Warm dialysate Access Tenckhoff catheter Begin dwell time Complete exchange Assess effluent (First, warm the dialysate. Would you put cold or even cool dialysate in your peritoneal cavity? NO, it would feel uncomfortable but more importantly, it would vasoconstrict the vessels of the peritoneal membrane. Would that affect the success of the dialysis? Yes, you want dilated blood vessels to promote osmosis and diffusion. Second, access the Tenckhoff catheter, assess it for patency and look at the site for infection. Just like you would do with any IV access. Third, begin the dwell time. Fourth, complete exchange by removing effluent by gravity drainage. Fifth, assess effluent. What would I assess the effluent for? Color, clarity, amount...just like urine? What am I worried about? Infection. How would my effluent look if I had an infection? Cloudy. If I have an infection in my peritoneal cavity, I need immediate antibiotic therapy to prevent peritonitis and damage to the membrane. The primary healthcare provider is going to want to culture the effluent and start a broad spectrum antibiotic.)

The nurse is performing peritoneal dialysis on a client diagnosed with renal injury. In what order should the nurse perform this procedure? Drain fluid for 30 minutes. Turn client from side to side. Provide 30 minute dwell time. Warm dialysate. Infuse dialysate through peritoneal catheter.

Warm dialysate.
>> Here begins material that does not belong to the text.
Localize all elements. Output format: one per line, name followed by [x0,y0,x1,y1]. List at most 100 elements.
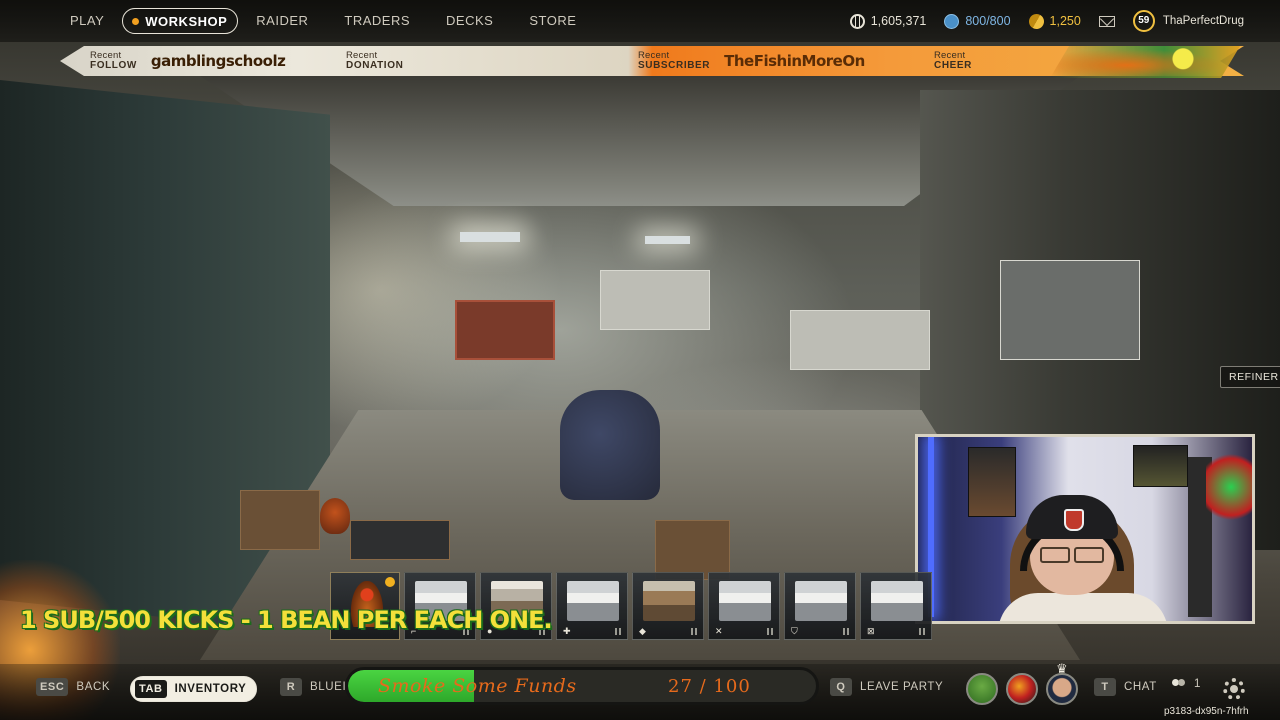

Infuse dialysate through peritoneal catheter. Provide 30 minute dwell time. Drain fluid for 30 minutes. Turn client from side to side. (First, the dialysate should be warmed to body temperature by allowing it to sit out for a short period of time. Second, the dialysate is infused through the peritoneal catheter into the peritoneal cavity. Third, the prescribed dwell time should be provided. In this case the dwell time is 30 minutes. Fourth, allow the dialysate to drain for 20-30 minutes. Fifth, turn the client from side to side if all the drainage does not come out of the peritoneum.)

In what order will the nurse provide instructions to a client on using a cane? With cane on stronger side of body, support body weight with both legs. Advance weaker leg forward toward the cane. Move cane forward 6-10 inches (15 - 25 cm). Advance stronger leg forward toward cane.

With cane on stronger side of body, support body weight with both legs. Move cane forward 6-10 inches (15 - 25 cm). Advance weaker leg forward toward the cane. Advance stronger leg forward toward cane. (First, with cane on stronger side of body, support body weight with both legs. This will support the even distribution of weight away from the weaker side to promote a normal gait. Second, move cane forward 6-10 inches (15-25 cm). Moving the cane the approximate distance of a normal gait helps with stability. Third, advance weaker leg forward toward the cane. This allows the weight to be supported by the cane and the stronger leg. Fourth, advance stronger leg forward toward the cane. This allows the weight to be supported by the cane and weaker leg.)